Tus manos eran pequeñas; en ellas se notaban el trabajo que hiciste durante años criando hijos. Y qué suaves se hicieron para jugar, acariciar y disfrutar de tus trece nietos.
Todos dicen que me parezco a ti. Puede ser; eras fuerte. Yo no tanto.
Cuando tu hombre, mi abuelo, partió del puerto de Sicilia, te quedaste, apretando a tu hijo entre tus brazos.
Nadie te vio llorar. Nadie supo tu pena, tus temores.
Tu madre te vio erguida y confiada. Tu hijo se sintió protegido en tu regazo. Tu dolor, tu duelo lo hiciste en tu cama matrimonial casi nueva, ancha, vacía, con olor a ausencia. Allí lloraste, maldijiste a esa tierra, por ser la que te había robado a tu hombre. Soportaste todo lo que nadie hubiera soportado. Sólo una carta y luego el silencio. Sin más noticias. Sin más cartas.
Un día no dudaste. Le dijiste a tu madre que ibas con tu hijo tras tu esposo. Si ella se atrevía al viaje irían los tres, sino te irías con tu niño.
Tu madre, con valentía y amor, te siguió: -no creo que mi bisabuela, la “Nanita”, tan chiquita, tan “pasita de uva”, tan querida, hubiera soportado el dolor de quedarse sola- y te siguió.
Y te embarcaste con tu hijo de tres años, tu madre y tus valijas llenas de sueños y temores por lo que podías encontrar.
El viaje en el barco fue muy duro; tenían lo justo para sobrevivir, comían poco y cuidaban el agua. Varias tormentas azotaron el barco y tú temblabas por tu madre y tu hijo. Días y días de cielo y mar: mar suave, mar bravío, mar impredecible. Como tu destino.

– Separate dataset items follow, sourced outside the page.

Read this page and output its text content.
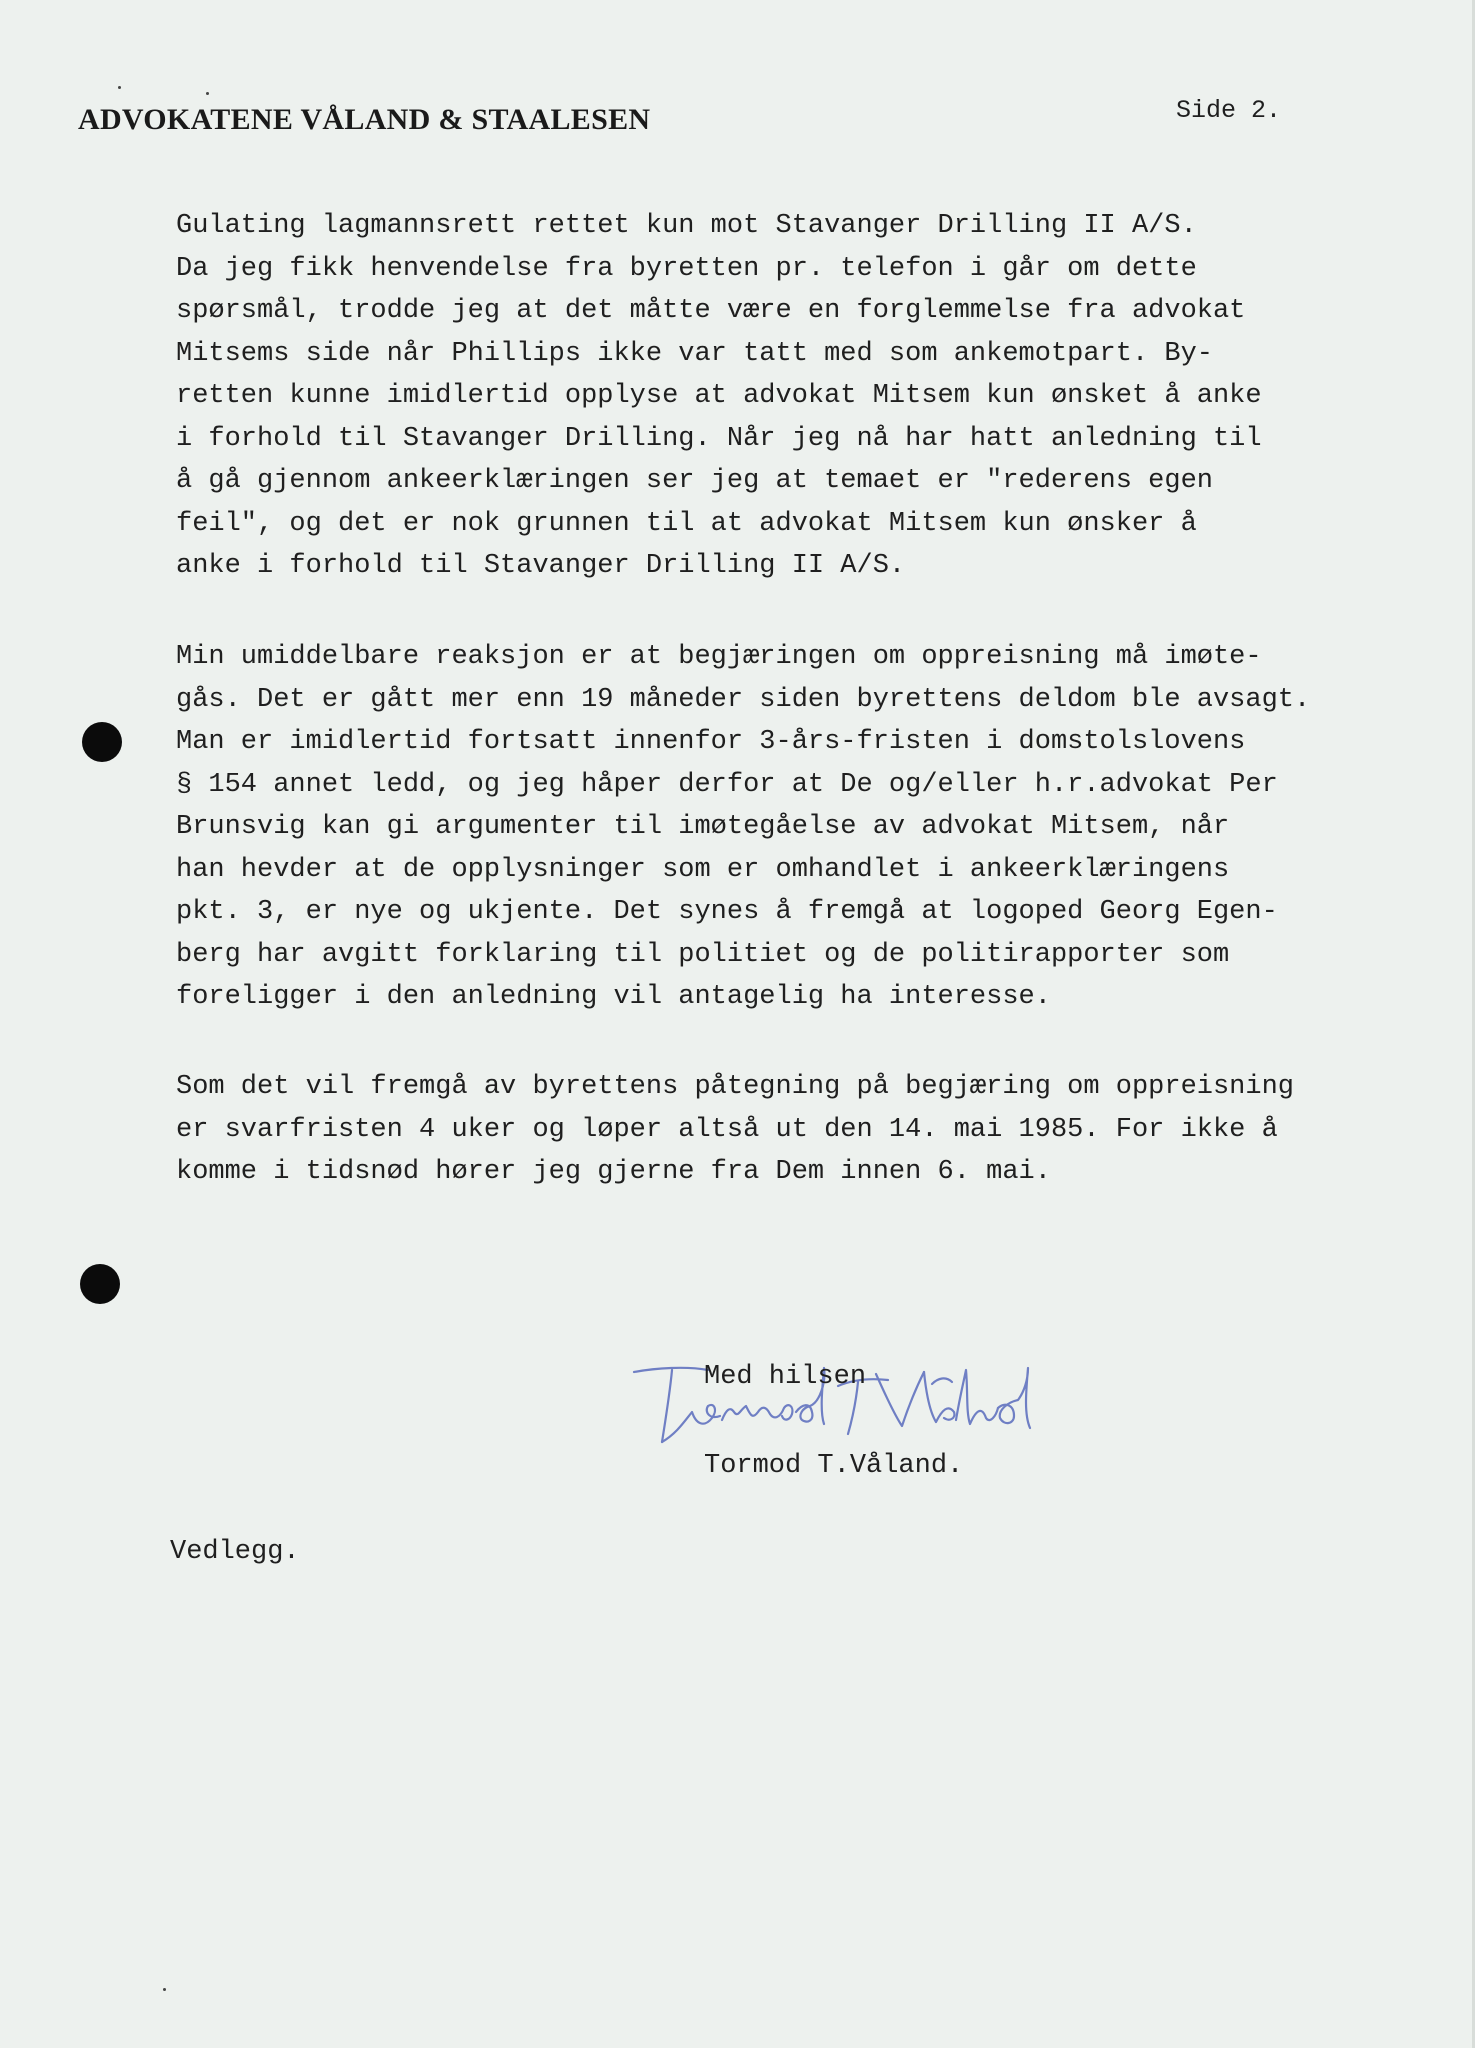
ADVOKATENE VÅLAND & STAALESEN	Side 2.
Gulating lagmannsrett rettet kun mot Stavanger Drilling II A/S.
Da jeg fikk henvendelse fra byretten pr. telefon i går om dette
spørsmål, trodde jeg at det måtte være en forglemmelse fra advokat
Mitsems side når Phillips ikke var tatt med som ankemotpart. By-
retten kunne imidlertid opplyse at advokat Mitsem kun ønsket å anke
i forhold til Stavanger Drilling. Når jeg nå har hatt anledning til
å gå gjennom ankeerklæringen ser jeg at temaet er "rederens egen
feil", og det er nok grunnen til at advokat Mitsem kun ønsker å
anke i forhold til Stavanger Drilling II A/S.
Min umiddelbare reaksjon er at begjæringen om oppreisning må imøte-
gås. Det er gått mer enn 19 måneder siden byrettens deldom ble avsagt.
Man er imidlertid fortsatt innenfor 3-års-fristen i domstolslovens
§ 154 annet ledd, og jeg håper derfor at De og/eller h.r.advokat Per
Brunsvig kan gi argumenter til imøtegåelse av advokat Mitsem, når
han hevder at de opplysninger som er omhandlet i ankeerklæringens
pkt. 3, er nye og ukjente. Det synes å fremgå at logoped Georg Egen-
berg har avgitt forklaring til politiet og de politirapporter som
foreligger i den anledning vil antagelig ha interesse.
Som det vil fremgå av byrettens påtegning på begjæring om oppreisning
er svarfristen 4 uker og løper altså ut den 14. mai 1985. For ikke å
komme i tidsnød hører jeg gjerne fra Dem innen 6. mai.
Med hilsen
Tormod T.Våland.
Vedlegg.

Al llegar, el viejo Hotel de Los Inmigrantes los recibió acogedor, pese a su austeridad. Todo te parecía mucho después de tantas privaciones en esa penosa travesía. Descansaste un poco, había que reponer fuerzas.
Al otro día dejaste a tu hijito con tu madre y saliste.

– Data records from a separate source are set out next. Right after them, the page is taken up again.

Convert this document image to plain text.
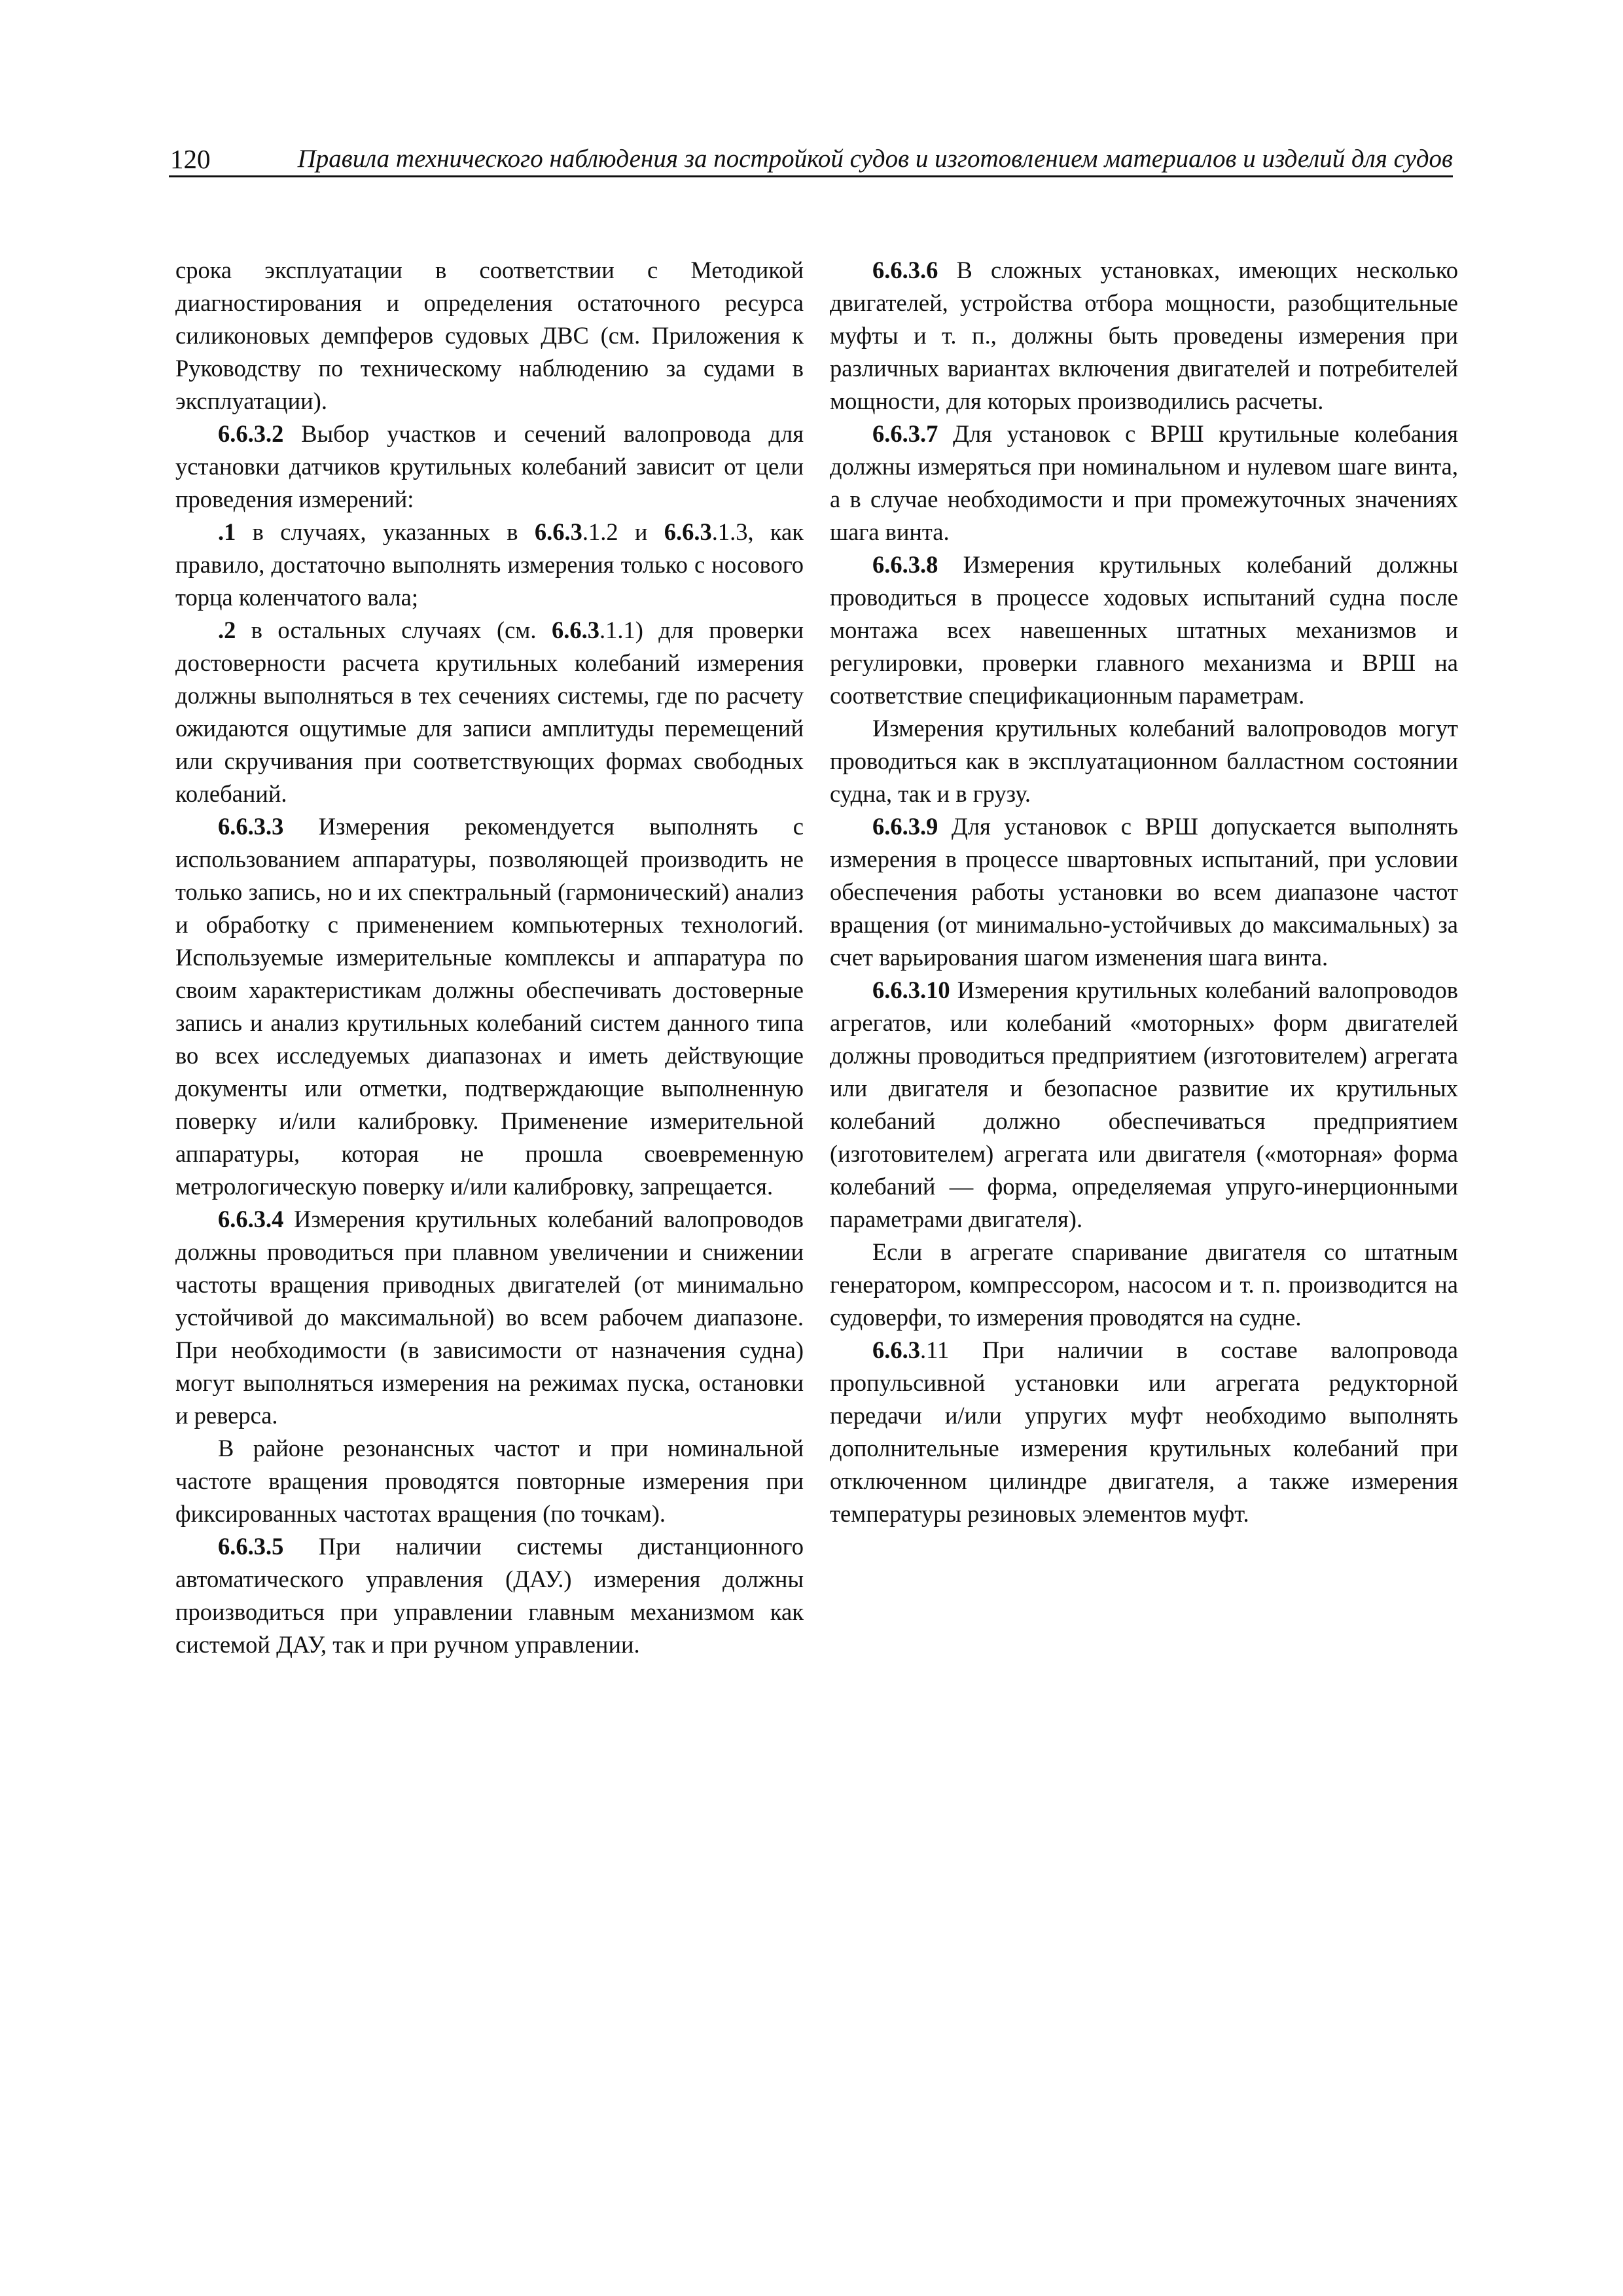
120	Правила технического наблюдения за постройкой судов и изготовлением материалов и изделий для судов

срока эксплуатации в соответствии с Методикой диагностирования и определения остаточного ресурса силиконовых демпферов судовых ДВС (см. Приложения к Руководству по техническому наблюдению за судами в эксплуатации).

6.6.3.2 Выбор участков и сечений валопровода для установки датчиков крутильных колебаний зависит от цели проведения измерений:

.1 в случаях, указанных в 6.6.3.1.2 и 6.6.3.1.3, как правило, достаточно выполнять измерения только с носового торца коленчатого вала;

.2 в остальных случаях (см. 6.6.3.1.1) для проверки достоверности расчета крутильных колебаний измерения должны выполняться в тех сечениях системы, где по расчету ожидаются ощутимые для записи амплитуды перемещений или скручивания при соответствующих формах свободных колебаний.

6.6.3.3 Измерения рекомендуется выполнять с использованием аппаратуры, позволяющей производить не только запись, но и их спектральный (гармонический) анализ и обработку с применением компьютерных технологий. Используемые измерительные комплексы и аппаратура по своим характеристикам должны обеспечивать достоверные запись и анализ крутильных колебаний систем данного типа во всех исследуемых диапазонах и иметь действующие документы или отметки, подтверждающие выполненную поверку и/или калибровку. Применение измерительной аппаратуры, которая не прошла своевременную метрологическую поверку и/или калибровку, запрещается.

6.6.3.4 Измерения крутильных колебаний валопроводов должны проводиться при плавном увеличении и снижении частоты вращения приводных двигателей (от минимально устойчивой до максимальной) во всем рабочем диапазоне. При необходимости (в зависимости от назначения судна) могут выполняться измерения на режимах пуска, остановки и реверса.

В районе резонансных частот и при номинальной частоте вращения проводятся повторные измерения при фиксированных частотах вращения (по точкам).

6.6.3.5 При наличии системы дистанционного автоматического управления (ДАУ.) измерения должны производиться при управлении главным механизмом как системой ДАУ, так и при ручном управлении.

6.6.3.6 В сложных установках, имеющих несколько двигателей, устройства отбора мощности, разобщительные муфты и т. п., должны быть проведены измерения при различных вариантах включения двигателей и потребителей мощности, для которых производились расчеты.

6.6.3.7 Для установок с ВРШ крутильные колебания должны измеряться при номинальном и нулевом шаге винта, а в случае необходимости и при промежуточных значениях шага винта.

6.6.3.8 Измерения крутильных колебаний должны проводиться в процессе ходовых испытаний судна после монтажа всех навешенных штатных механизмов и регулировки, проверки главного механизма и ВРШ на соответствие спецификационным параметрам.

Измерения крутильных колебаний валопроводов могут проводиться как в эксплуатационном балластном состоянии судна, так и в грузу.

6.6.3.9 Для установок с ВРШ допускается выполнять измерения в процессе швартовных испытаний, при условии обеспечения работы установки во всем диапазоне частот вращения (от минимально-устойчивых до максимальных) за счет варьирования шагом изменения шага винта.

6.6.3.10 Измерения крутильных колебаний валопроводов агрегатов, или колебаний «моторных» форм двигателей должны проводиться предприятием (изготовителем) агрегата или двигателя и безопасное развитие их крутильных колебаний должно обеспечиваться предприятием (изготовителем) агрегата или двигателя («моторная» форма колебаний — форма, определяемая упруго-инерционными параметрами двигателя).

Если в агрегате спаривание двигателя со штатным генератором, компрессором, насосом и т. п. производится на судоверфи, то измерения проводятся на судне.

6.6.3.11 При наличии в составе валопровода пропульсивной установки или агрегата редукторной передачи и/или упругих муфт необходимо выполнять дополнительные измерения крутильных колебаний при отключенном цилиндре двигателя, а также измерения температуры резиновых элементов муфт.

Larga fue tu búsqueda. Ibas con la dirección de varios paisanos anotada en un papel. Era todo lo que sabías. Direcciones, que para alguien que no sabe el idioma y no conocen el país, eran...nada.

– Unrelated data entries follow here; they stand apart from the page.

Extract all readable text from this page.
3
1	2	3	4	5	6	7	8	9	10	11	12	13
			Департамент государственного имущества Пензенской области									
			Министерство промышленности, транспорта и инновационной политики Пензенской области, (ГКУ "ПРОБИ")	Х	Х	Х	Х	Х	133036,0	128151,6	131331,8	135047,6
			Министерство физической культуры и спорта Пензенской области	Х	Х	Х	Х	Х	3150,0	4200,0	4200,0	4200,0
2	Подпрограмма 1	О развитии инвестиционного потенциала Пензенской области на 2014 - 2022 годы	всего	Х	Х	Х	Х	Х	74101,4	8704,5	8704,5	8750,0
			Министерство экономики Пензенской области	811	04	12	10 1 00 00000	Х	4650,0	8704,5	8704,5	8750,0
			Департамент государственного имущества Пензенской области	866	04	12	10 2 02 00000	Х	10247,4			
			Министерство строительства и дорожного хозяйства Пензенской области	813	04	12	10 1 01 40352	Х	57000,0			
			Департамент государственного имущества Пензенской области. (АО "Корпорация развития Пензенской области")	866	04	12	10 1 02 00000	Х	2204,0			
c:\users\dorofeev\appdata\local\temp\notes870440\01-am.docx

Tus ganas y fuerzas triunfaron. Después de varios días de salidas infructuosas encontraste a la familia que hospedaba a tu esposo.
Ellos te dijeron que él se había ido a la cosecha de maíz, en Santa Fe, pronto volvería. Cuando preguntaste por qué no había cartas te habían dicho: “Cartas, si, sabían que había escrito poco; pero más de una. Las distancias son largas y las cartas se pierden”.
No querías preguntar nada más.
Te sentiste más aliviada cuando te hicieron pasar a su habitación. Te dejaron sola. Lo primero que viste al acostumbrarte a la penumbra, fue la última foto que se sacaron los tres antes de que él partiera. Estaba sobre una vieja mesita de luz.
La angustia que oprimía tu corazón desapareció, no te había olvidado. Tu hombre -mi abuelo- te quería y te tenía presente al lado de su triste y solitaria cama.
Regresaste casi corriendo al Hotel De los Inmigrantes a buscar a tu hijo y a tu madre.
Al llegar a la casa de tus paisanos se instalaron en el cuartito que ocupaba el abuelo, ellos te ayudaron en todo lo que pudieron hasta que llegó él. Tus manos hacendosas, tejieron con habilidad hermosas carpetitas; fuiste desgranando con hilo en forma de hermosos dibujos, tus sueños. Eso les dio el dinero necesario para poder esperarlo, sin dar demasiados gastos a los que generosamente los habían acogido.
Yo también abuela, puedo con hilos desgranar mis sueños, esa habilidad me la trasmitieron tus genes.
Luego llegó el abuelo y los llantos y las risas los cubrió a todos. Sé que hasta bailaron: tú me lo contaste.
Con el tiempo llegaron cinco hijos más. Y te hiciste argentina por adopción. Siempre decías en tu lengua, mezcla de italiano y español: io sono tucumanisa. No decías: yo soy argentina, decías: yo soy tucumana.
Y yo, que no comprendía, te preguntaba:
–Abuela: ¿Por qué tucumana?, y tú me decías:
-Ahí se declaró la independencia. Y me daba cuenta que la tierra que habías maldecido por quitarte a tu hombre, esa tierra fue la tuya.
La que más amaste.
Abuela, como olvidarte, y es cierto me parezco en mucho, pero no soy tan fuerte. Los días en que la tristeza se instala en mi alma, acudo a ti, acudo a tu fuerza. Tú con todos los recuerdos hermosos que me dejaste, haces asomar de entre las nubes las estrellas, para mí, para tu Stella, como me llamabas. Te quiero abuela y cuánta falta me haces.